Wo bleibt da das Schöne dieser Welt in all diesem dunklen Chaos? Wo bleibt die aufgehende Knospe der Rose, das Lächeln der alten Frau, die stille Begegnung von zwei Menschen, all jene Momente von Glück, von Liebe?

Wer Krieg führen will, will keine Visionen eines Lebens erfüllt von Liebe und Frieden. Der Krieg wird uns als alternativlos verkauft, sei es jener in der Ukraine oder jener gegen uns selbst. Die moderne Medizin pflanzt reißerische Worte in die Welt: Sie müssen den Krebs besiegen – Sie dürfen sich nicht von ihrer Krankheit beherrschen lassen.
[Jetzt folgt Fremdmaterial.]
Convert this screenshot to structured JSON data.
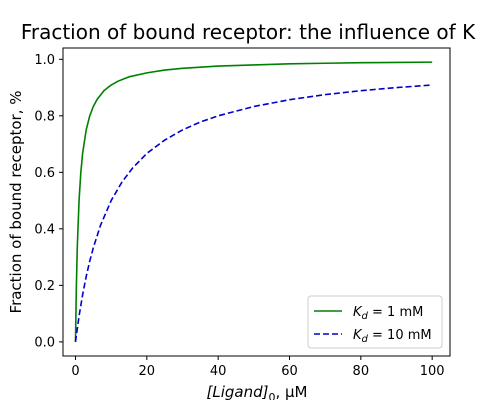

Die Landwirtschaftsindustrie führt Krieg gegen die Erde, indem sie diese ohne Rücksicht ausbeutet, alles aus ihr herauspresst und sie zugleich mit Pestiziden vergiftet. Die industrielle Massentierhaltung führt Krieg gegen lebende Wesen, die sie gnadenlos als Schlachtvieh zusammenpfercht, um den maximalen Profit daraus zu schlagen.

Und all jene, die Krieg gegen menschliche Körper, gegen Tiere, die Erde führen, die immer mehr Waffen fordern, vergessen, dass wir in all dem immer Krieg gegen uns selbst führen. Es wird so getan, als hätte alles nichts miteinander zu tun - doch überall, wo wir der Welt in irgendeiner Form Leid antun, tun wir uns selber Leid an.

Wie können wir diesen allgegenwärtigen Krieg beenden?

Vielleicht zuerst indem wir beginnen ihn zu verstehen, indem wir seine verborgenen Formen erkennen. Und vor allem, indem wir damit beginnen den Krieg gegen uns selbst zu beenden, gegen unseren Körper, gegen unsere Gefühle, gegen unsere geistigen Quellen. Statt Krankheiten einfach ‚weghaben zu wollen’, können wir anfangen ihnen zuzuhören, zu verstehen, was sie uns erzählen. Statt dem Narrativ des ewigen Kampfes zu folgen, in dem es immer Verlierer geben muss, können wir beginnen all jenes, was wir nicht wollen, was uns stört, uns nicht gefällt, anzusehen. Denn die Welt, unsere Körper, unsere Seelen – sie erzählen uns alle Geschichten. Es ist der große Impuls zu lernen und sich zu entwickeln und damit die Möglichkeit zu gestalten. Daher brauchen wir keine Untergangsszenarien, die uns permanent mit Katastrophen beschallen, sondern Geschichten, die uns unsere Kraft und Liebe erkennen lassen, und die davon sprechen, wie wir gemeinsam eine friedliche Zukunft erschaffen können.